TERCERO.-En el presente caso no concurren circunstancias modificativas de la responsabilidad criminal, por lo que de conformidad con lo dispuesto en el artículo 66.1.6ª del Código Penal , y atendiendo a la escasa incidencia de la conducta, especialmente penada como expone el Acuerdo no Jurisdiccional de la Sala Segunda del Tribunal Supremo de fecha 25 de octubre de 2005 , la pena debe imponerse en su grado mínimo.

CUARTO.- Procede la destrucción de la sustancia intervenida al tratarse de ilícito comercio, a la que se le dará el destino previsto en el art. 374 CP ,en consonancia con los arts. 127 y del C.,Penal y 338 de la L.E.Criminal.

QUINTO.- De acuerdo con las circunstancias del hecho puestas de manifiesto a lo largo de esta resolución,se estima congruente y adecuado a la culpabilidad del acusado, de acuerdo con lo establecido en el art. 66. del CP en relación con el art. 368 del C.P ., imponer al acusado, la pena mínima de prisión de 3 años y la pena de Multa de 40 euros,para cuyo cálculo se ha tomado como referencia aproximadamente la mitad del valor en el mercado ilícito de la cantidad de droga pura incautada ,con UN DÍA de responsabilidad personal subsidiaria,en caso de impago de dicha sanción pecuniaria.

SEXTO.- Procede por imperativo legal, imponer las costas procesales causadas en este juicio al acusado ( art. 123 y 124 del CP y arts. 239 y 240 de la L.E .Criminal)

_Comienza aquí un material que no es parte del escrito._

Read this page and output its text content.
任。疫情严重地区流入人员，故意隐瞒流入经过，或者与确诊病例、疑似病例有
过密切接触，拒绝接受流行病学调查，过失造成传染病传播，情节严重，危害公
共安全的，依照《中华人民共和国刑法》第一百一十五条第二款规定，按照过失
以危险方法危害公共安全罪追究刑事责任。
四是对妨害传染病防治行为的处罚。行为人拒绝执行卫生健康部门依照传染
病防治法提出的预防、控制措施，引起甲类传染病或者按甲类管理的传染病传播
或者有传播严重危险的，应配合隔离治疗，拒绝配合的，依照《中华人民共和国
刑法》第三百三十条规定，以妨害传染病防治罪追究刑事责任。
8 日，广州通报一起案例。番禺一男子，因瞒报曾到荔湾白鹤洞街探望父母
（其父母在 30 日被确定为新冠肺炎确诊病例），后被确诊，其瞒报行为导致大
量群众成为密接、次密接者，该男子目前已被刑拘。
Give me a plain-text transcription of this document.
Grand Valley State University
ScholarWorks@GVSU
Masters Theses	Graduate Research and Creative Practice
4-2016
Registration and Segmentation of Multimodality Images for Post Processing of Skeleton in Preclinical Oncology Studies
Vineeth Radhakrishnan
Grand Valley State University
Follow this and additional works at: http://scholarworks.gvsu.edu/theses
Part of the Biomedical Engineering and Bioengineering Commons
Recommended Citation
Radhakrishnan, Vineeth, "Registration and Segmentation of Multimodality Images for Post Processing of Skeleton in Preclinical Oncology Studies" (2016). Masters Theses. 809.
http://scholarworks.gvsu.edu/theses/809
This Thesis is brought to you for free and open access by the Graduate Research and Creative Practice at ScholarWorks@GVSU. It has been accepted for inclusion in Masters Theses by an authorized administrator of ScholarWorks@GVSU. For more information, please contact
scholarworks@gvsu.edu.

VISTOS los preceptos legales citados y los demás de general,común y pertinente aplicación.

Fallo

QUE DEBEMOS CONDENAR Y CONDENAMOS a Luis Manuel ,ya circunstanciado, como autor penalmente responsable de un delito contra la salud pública de sustancias que causan grave daño a la salud, precedentemente definido sin la concurrencia de circunstancias modificativas de la responsabilidad criminal , a la pena de TRES AÑOS DE PRISIÓN Y MULTA DE CUARENTA EUROS, con UN DÍA de responsabilidad personal subsidiaria ,en caso de impago, todo ello con expresa imposición de costas procesales de este juicio al responsable penal.

Procédase a la destrucción de la sustancia intervenida al ser de ilícito comercio y aplíquese el dinero intervenido a los acusados al pago de sus responsabilidades pecuniarias, es decir ,al pago de las penas de multa impuestas.

Notifíquese al Ministerio Fiscal y a las demás partes, haciéndoles saber que contra la presente cabe la interposición de recurso de casación que deberá, en su caso, prepararse ante esta Sección Novena de la Audiencia Provincial, en el plazo de cinco días desde su última notificación.

Así, por esta nuestra Sentencia, de la que se unirá testimonio al Rollo, fallamos y firmamos en el lugar y fecha indicados.

PUBLICACIÓN. La anterior Sentencia fue leída y publicada en el mismo día de su fecha, por el Iltmo.Sr. Magistrado Ponente, celebrando audiencia pública. Doy fe.